L’uomo, dunque, anzitutto protagonista e punto di partenza. Uomo solo, che va senza avere una destinazione chiara, si perde nel bosco e nella notte. Sa che addentrarsi nella selva oscura è “pura follia. Stupidità” (p. 21). Ma vi si addentra e perde tutti i punti di riferimento possibili. Si perde da uomo moderno: con l’automobile che non riesce a fare retromarcia. Bella intuizione dell’uomo che diventa vittima della sua stessa forza, della stessa tecnica di cui dispone. Ma resta comunque essere che sente il bisogno e il desiderio di salvarsi. Salvezza che significa in prima istanza ritrovare gente, uscire dalla solitudine. Ma è salvezza impossibile: le case sono vuote e la gente è lontanissima. L’uomo da solo non si salva, infatti. Se si salva è perché qualcosa gli appare, in mezzo al suo inguaribile smarrimento.
Jon Fosse ripensa il passaggio biblico del roveto ardente, capitolo terzo del libro dell’Esodo: il “qualcosa” che appare è luce, “un bagliore”, come dice il titolo del libro. Il narratore smarrito sente attrattiva verso di essa, ma, insieme, si trova nell’impossibilità a toccarla: “non si può toccare un tale biancore” (p. 29). Nello stesso tempo, però, nel vedere la sagoma luminosa, il narratore non ha più freddo. Sente posare sulla sua spalla una mano “pesante, eppure in qualche modo leggera” (p. 31).
Il mistero profondo si prolunga anche quando il narratore vuole indagare sulla identità della misteriosa presenza. La risposta è quella biblica che Dio dà a Mosé sul Sinai, Esodo 3, 14: “Io sono chi sono”. Che è risposta e non risposta, declinazione di una identità e rifiuto di declinarla.
Nell’insieme, si potrebbe parlare di una visione “protestante” della salvezza nonostante la conversione dello scrittore al cattolicesimo. Nel senso che l’uomo, smarrito, peccatore e solo, non ce la fa a uscire dalla sua solitudine e dal suo peccato. Si salva solo per grazia. Non è l’uomo che trova la salvezza, ma è la salvezza che si fa incontro all’uomo.

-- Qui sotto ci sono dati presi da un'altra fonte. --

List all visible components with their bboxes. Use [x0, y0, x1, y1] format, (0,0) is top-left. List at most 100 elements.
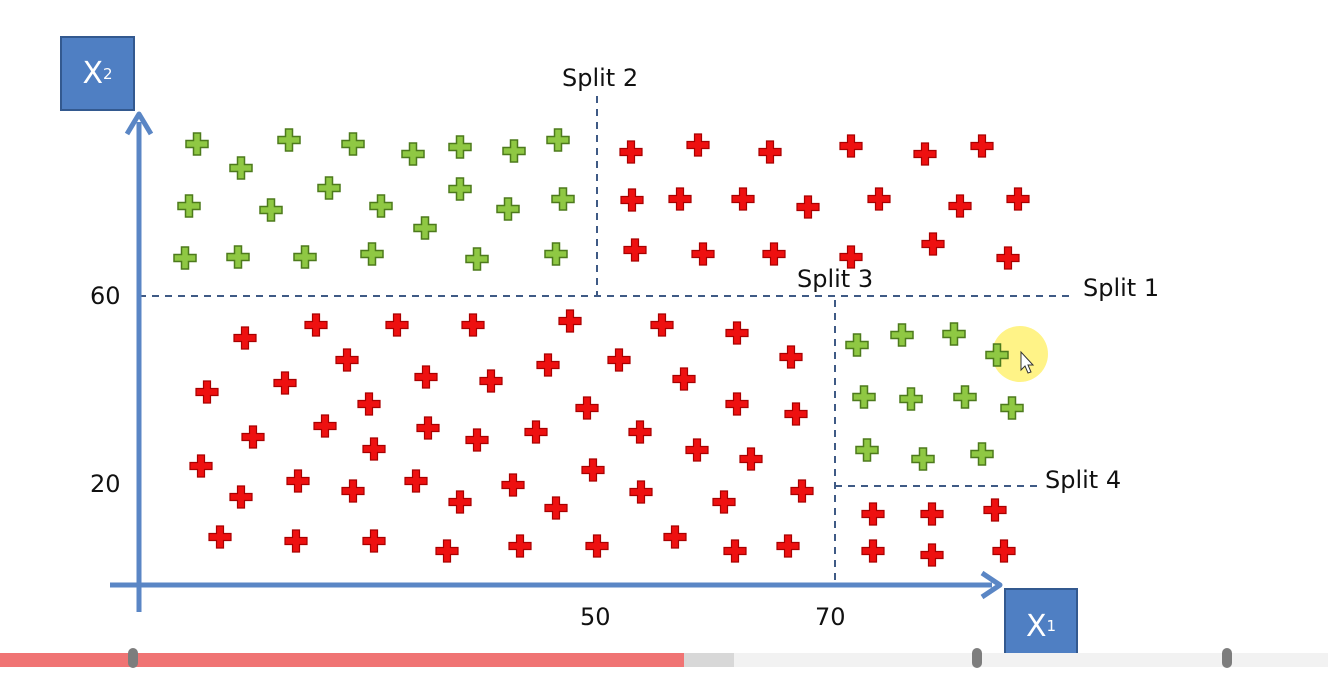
red-plus-icon: [629, 480, 653, 504]
red-plus-icon: [195, 380, 219, 404]
progress-buffered: [683, 653, 735, 667]
red-plus-icon: [691, 242, 715, 266]
red-plus-icon: [725, 392, 749, 416]
red-plus-icon: [796, 195, 820, 219]
data-points: [173, 128, 1030, 567]
red-plus-icon: [784, 402, 808, 426]
red-plus-icon: [920, 543, 944, 567]
green-plus-icon: [173, 246, 197, 270]
red-plus-icon: [233, 326, 257, 350]
green-plus-icon: [852, 385, 876, 409]
split-2-label: Split 2: [562, 64, 639, 92]
split-1-label: Split 1: [1083, 274, 1160, 302]
red-plus-icon: [404, 469, 428, 493]
y-axis-arrowhead: [124, 111, 154, 136]
green-plus-icon: [953, 385, 977, 409]
red-plus-icon: [839, 245, 863, 269]
red-plus-icon: [313, 414, 337, 438]
x-axis-arrowhead: [980, 570, 1003, 600]
green-plus-icon: [970, 442, 994, 466]
red-plus-icon: [762, 242, 786, 266]
x2-axis-label-subscript: 2: [103, 64, 113, 83]
mouse-pointer-icon: [1020, 350, 1035, 374]
red-plus-icon: [465, 428, 489, 452]
x1-axis-label-main: X: [1025, 608, 1047, 644]
red-plus-icon: [479, 369, 503, 393]
red-plus-icon: [362, 437, 386, 461]
red-plus-icon: [731, 187, 755, 211]
red-plus-icon: [663, 525, 687, 549]
red-plus-icon: [668, 187, 692, 211]
mouse-pointer-arrow: [1020, 350, 1035, 374]
green-plus-icon: [448, 135, 472, 159]
red-plus-icon: [581, 458, 605, 482]
green-plus-icon: [229, 156, 253, 180]
green-plus-icon: [185, 132, 209, 156]
red-plus-icon: [585, 534, 609, 558]
red-plus-icon: [650, 313, 674, 337]
red-plus-icon: [776, 534, 800, 558]
chapter-marker[interactable]: [1222, 648, 1232, 668]
chapter-marker[interactable]: [972, 648, 982, 668]
green-plus-icon: [226, 245, 250, 269]
x2-axis-label-main: X: [82, 56, 103, 91]
green-plus-icon: [465, 247, 489, 271]
red-plus-icon: [996, 246, 1020, 270]
red-plus-icon: [913, 142, 937, 166]
axes: [110, 111, 1003, 612]
red-plus-icon: [948, 194, 972, 218]
red-plus-icon: [867, 187, 891, 211]
red-plus-icon: [839, 134, 863, 158]
red-plus-icon: [992, 539, 1016, 563]
red-plus-icon: [208, 525, 232, 549]
red-plus-icon: [335, 348, 359, 372]
green-plus-icon: [985, 343, 1009, 367]
red-plus-icon: [686, 133, 710, 157]
red-plus-icon: [461, 313, 485, 337]
red-plus-icon: [414, 365, 438, 389]
red-plus-icon: [607, 348, 631, 372]
y-tick-60: 60: [90, 282, 121, 310]
green-plus-icon: [177, 194, 201, 218]
red-plus-icon: [970, 134, 994, 158]
green-plus-icon: [551, 187, 575, 211]
green-plus-icon: [502, 139, 526, 163]
green-plus-icon: [544, 242, 568, 266]
red-plus-icon: [861, 502, 885, 526]
green-plus-icon: [293, 245, 317, 269]
x-tick-50: 50: [580, 603, 611, 631]
red-plus-icon: [357, 392, 381, 416]
green-plus-icon: [911, 447, 935, 471]
green-plus-icon: [1000, 396, 1024, 420]
red-plus-icon: [790, 479, 814, 503]
red-plus-icon: [758, 140, 782, 164]
green-plus-icon: [899, 387, 923, 411]
cursor-highlight: [992, 326, 1048, 382]
video-progress-bar[interactable]: [0, 653, 1328, 667]
green-plus-icon: [496, 197, 520, 221]
red-plus-icon: [779, 345, 803, 369]
chapter-marker[interactable]: [128, 648, 138, 668]
red-plus-icon: [558, 309, 582, 333]
red-plus-icon: [385, 313, 409, 337]
red-plus-icon: [623, 238, 647, 262]
green-plus-icon: [890, 323, 914, 347]
green-plus-icon: [369, 194, 393, 218]
green-plus-icon: [855, 438, 879, 462]
green-plus-icon: [845, 333, 869, 357]
green-plus-icon: [341, 132, 365, 156]
red-plus-icon: [620, 188, 644, 212]
red-plus-icon: [304, 313, 328, 337]
red-plus-icon: [544, 496, 568, 520]
red-plus-icon: [284, 529, 308, 553]
red-plus-icon: [685, 438, 709, 462]
red-plus-icon: [416, 416, 440, 440]
red-plus-icon: [575, 396, 599, 420]
red-plus-icon: [241, 425, 265, 449]
y-tick-20: 20: [90, 470, 121, 498]
split-4-label: Split 4: [1045, 466, 1122, 494]
green-plus-icon: [317, 176, 341, 200]
cursor-highlight-circle: [992, 326, 1048, 382]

Anche il padre e la madre che appaiono dopo il bagliore sono figure ampiamente allusive, nuovo Virgilio e nuova Beatrice, quasi una reinterpretazione domestica dei personaggi della Commedia dantesca, della quale Fosse è notoriamente ammiratore. Come se l’indeterminatezza del bagliore chiedesse una maggiore chiarezza dei soccorritori. Quando tutto sparisce e tutto diventa silenzio. Allora le tematiche teologiche diventano esplicite. “Rimango immobile, in silenzio. Voglio che il silenzio sia totale, voglio ascoltare il silenzio. Perché è nel silenzio che si può sentire Dio. O almeno lo ha detto qualcuno, eppure non riesco a sentire nessuna voce di Dio, l’unica cosa che riesco a sentire, sì, è il nulla (p. 55).
Fascino discreto del tutto-nulla che molta tradizione cristiana, mistica soprattutto, ha ampiamente sentito e descritto.
Alla fina, si ha la netta sensazione che l’equilibrio fra i dati teologici e l’invenzione dello scrittore sia sapientemente raggiunto. Senza dimenticare che la distanza fra i primi e la seconda permette al lettore di dare spazio alla propria libertà e alla propria fantasia.